Anne, boynu bükük halde oğlunun yanından ayrılmaya hazırlanırken “Peki oğlum sen bilirsin. Anlaşılan çok kararlısın, gelmeyeceksin. Ama baban dedi ki; son bir aydır arkadaşlık ettiği çocuktan uzak dursun, o çocuk ona zarar verecektir. Önceki arkadaşıyla barışsın diye haber gönderdi" dedi.

Oğul, çok şaşrdı babasının gönderdiği habere, hiçbir şey söylemeden annesine sarılıp yolcu etti.

Anne eve döndüğünde babaya sitem etti, “Madem biliyordun çocuğun nerde olduğunu, neden benden sakladın? O yüzden rahattın demek? ” dedi.
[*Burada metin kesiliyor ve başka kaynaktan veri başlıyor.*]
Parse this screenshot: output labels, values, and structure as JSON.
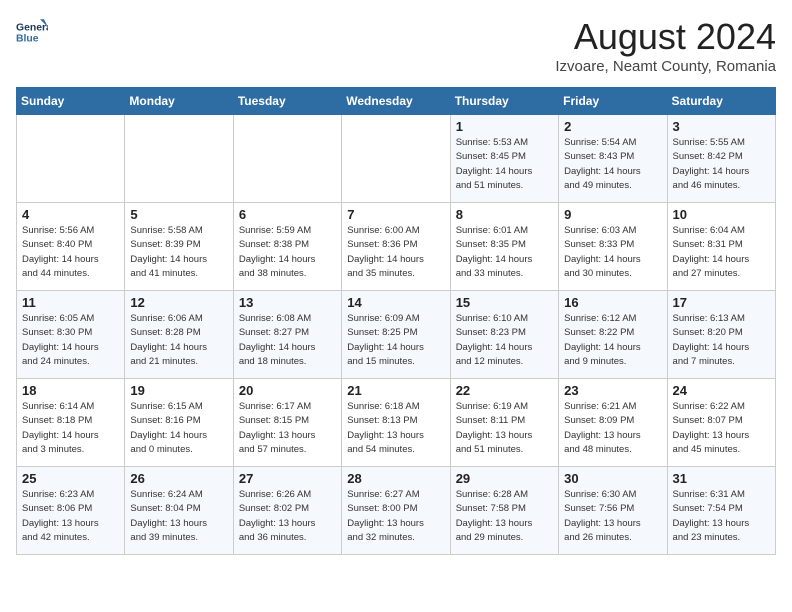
{
  "header": {
    "logo_line1": "General",
    "logo_line2": "Blue",
    "month_year": "August 2024",
    "location": "Izvoare, Neamt County, Romania"
  },
  "weekdays": [
    "Sunday",
    "Monday",
    "Tuesday",
    "Wednesday",
    "Thursday",
    "Friday",
    "Saturday"
  ],
  "weeks": [
    [
      {
        "day": "",
        "info": ""
      },
      {
        "day": "",
        "info": ""
      },
      {
        "day": "",
        "info": ""
      },
      {
        "day": "",
        "info": ""
      },
      {
        "day": "1",
        "info": "Sunrise: 5:53 AM\nSunset: 8:45 PM\nDaylight: 14 hours\nand 51 minutes."
      },
      {
        "day": "2",
        "info": "Sunrise: 5:54 AM\nSunset: 8:43 PM\nDaylight: 14 hours\nand 49 minutes."
      },
      {
        "day": "3",
        "info": "Sunrise: 5:55 AM\nSunset: 8:42 PM\nDaylight: 14 hours\nand 46 minutes."
      }
    ],
    [
      {
        "day": "4",
        "info": "Sunrise: 5:56 AM\nSunset: 8:40 PM\nDaylight: 14 hours\nand 44 minutes."
      },
      {
        "day": "5",
        "info": "Sunrise: 5:58 AM\nSunset: 8:39 PM\nDaylight: 14 hours\nand 41 minutes."
      },
      {
        "day": "6",
        "info": "Sunrise: 5:59 AM\nSunset: 8:38 PM\nDaylight: 14 hours\nand 38 minutes."
      },
      {
        "day": "7",
        "info": "Sunrise: 6:00 AM\nSunset: 8:36 PM\nDaylight: 14 hours\nand 35 minutes."
      },
      {
        "day": "8",
        "info": "Sunrise: 6:01 AM\nSunset: 8:35 PM\nDaylight: 14 hours\nand 33 minutes."
      },
      {
        "day": "9",
        "info": "Sunrise: 6:03 AM\nSunset: 8:33 PM\nDaylight: 14 hours\nand 30 minutes."
      },
      {
        "day": "10",
        "info": "Sunrise: 6:04 AM\nSunset: 8:31 PM\nDaylight: 14 hours\nand 27 minutes."
      }
    ],
    [
      {
        "day": "11",
        "info": "Sunrise: 6:05 AM\nSunset: 8:30 PM\nDaylight: 14 hours\nand 24 minutes."
      },
      {
        "day": "12",
        "info": "Sunrise: 6:06 AM\nSunset: 8:28 PM\nDaylight: 14 hours\nand 21 minutes."
      },
      {
        "day": "13",
        "info": "Sunrise: 6:08 AM\nSunset: 8:27 PM\nDaylight: 14 hours\nand 18 minutes."
      },
      {
        "day": "14",
        "info": "Sunrise: 6:09 AM\nSunset: 8:25 PM\nDaylight: 14 hours\nand 15 minutes."
      },
      {
        "day": "15",
        "info": "Sunrise: 6:10 AM\nSunset: 8:23 PM\nDaylight: 14 hours\nand 12 minutes."
      },
      {
        "day": "16",
        "info": "Sunrise: 6:12 AM\nSunset: 8:22 PM\nDaylight: 14 hours\nand 9 minutes."
      },
      {
        "day": "17",
        "info": "Sunrise: 6:13 AM\nSunset: 8:20 PM\nDaylight: 14 hours\nand 7 minutes."
      }
    ],
    [
      {
        "day": "18",
        "info": "Sunrise: 6:14 AM\nSunset: 8:18 PM\nDaylight: 14 hours\nand 3 minutes."
      },
      {
        "day": "19",
        "info": "Sunrise: 6:15 AM\nSunset: 8:16 PM\nDaylight: 14 hours\nand 0 minutes."
      },
      {
        "day": "20",
        "info": "Sunrise: 6:17 AM\nSunset: 8:15 PM\nDaylight: 13 hours\nand 57 minutes."
      },
      {
        "day": "21",
        "info": "Sunrise: 6:18 AM\nSunset: 8:13 PM\nDaylight: 13 hours\nand 54 minutes."
      },
      {
        "day": "22",
        "info": "Sunrise: 6:19 AM\nSunset: 8:11 PM\nDaylight: 13 hours\nand 51 minutes."
      },
      {
        "day": "23",
        "info": "Sunrise: 6:21 AM\nSunset: 8:09 PM\nDaylight: 13 hours\nand 48 minutes."
      },
      {
        "day": "24",
        "info": "Sunrise: 6:22 AM\nSunset: 8:07 PM\nDaylight: 13 hours\nand 45 minutes."
      }
    ],
    [
      {
        "day": "25",
        "info": "Sunrise: 6:23 AM\nSunset: 8:06 PM\nDaylight: 13 hours\nand 42 minutes."
      },
      {
        "day": "26",
        "info": "Sunrise: 6:24 AM\nSunset: 8:04 PM\nDaylight: 13 hours\nand 39 minutes."
      },
      {
        "day": "27",
        "info": "Sunrise: 6:26 AM\nSunset: 8:02 PM\nDaylight: 13 hours\nand 36 minutes."
      },
      {
        "day": "28",
        "info": "Sunrise: 6:27 AM\nSunset: 8:00 PM\nDaylight: 13 hours\nand 32 minutes."
      },
      {
        "day": "29",
        "info": "Sunrise: 6:28 AM\nSunset: 7:58 PM\nDaylight: 13 hours\nand 29 minutes."
      },
      {
        "day": "30",
        "info": "Sunrise: 6:30 AM\nSunset: 7:56 PM\nDaylight: 13 hours\nand 26 minutes."
      },
      {
        "day": "31",
        "info": "Sunrise: 6:31 AM\nSunset: 7:54 PM\nDaylight: 13 hours\nand 23 minutes."
      }
    ]
  ]
}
Hep ters, aksi görünen baba yutkundu ve gözlerinden iki damla yaş akıverdi, “O benim canım ya, canım, oğlum benim, canımdan can” dedi.

Anne, “Ne zamandan beridir biliyordun? ” diye sordu.

“Gittiği günden beridir biliyorum. Bazen öğlen molalarında ne yiyip ne içiyor diye gider uzaktan izlerdim, Bazen akşamları geç gelirdim ya hani, sen beni kahveden sanırdın, işte o zamanlarda da ne yapıyor kimlerle takılıyor diye takip ederdim.” dedi baba, 

Karı koca bir birlerine sarılıp ağlarken kapı çaldı. Elleriyle gözlerini silerek kapıyı açtı anne, büyük bir pasta ve elinde hediye pakatiyle annenin karşısındaydı oğul. Anneyi kuçaklayıp elini öptü, sonra gidip babaya sarıldı, elini öptü.

“Babalar günün kutlu olsun baba” dedi.

Baba oğul birbirlerine sarıldı, anne hüngür hüngür ağlıyordu, baba da öyle.

Oğul, babanın kendisini arayıp sormadığını görmek bile istemediğini düşünürken, aslında gözünü hiç üzerinden ayırmadığını, attığı her adımdan haberi olduğunu, kiminle konuştuğunu bildiğini anlamıştı.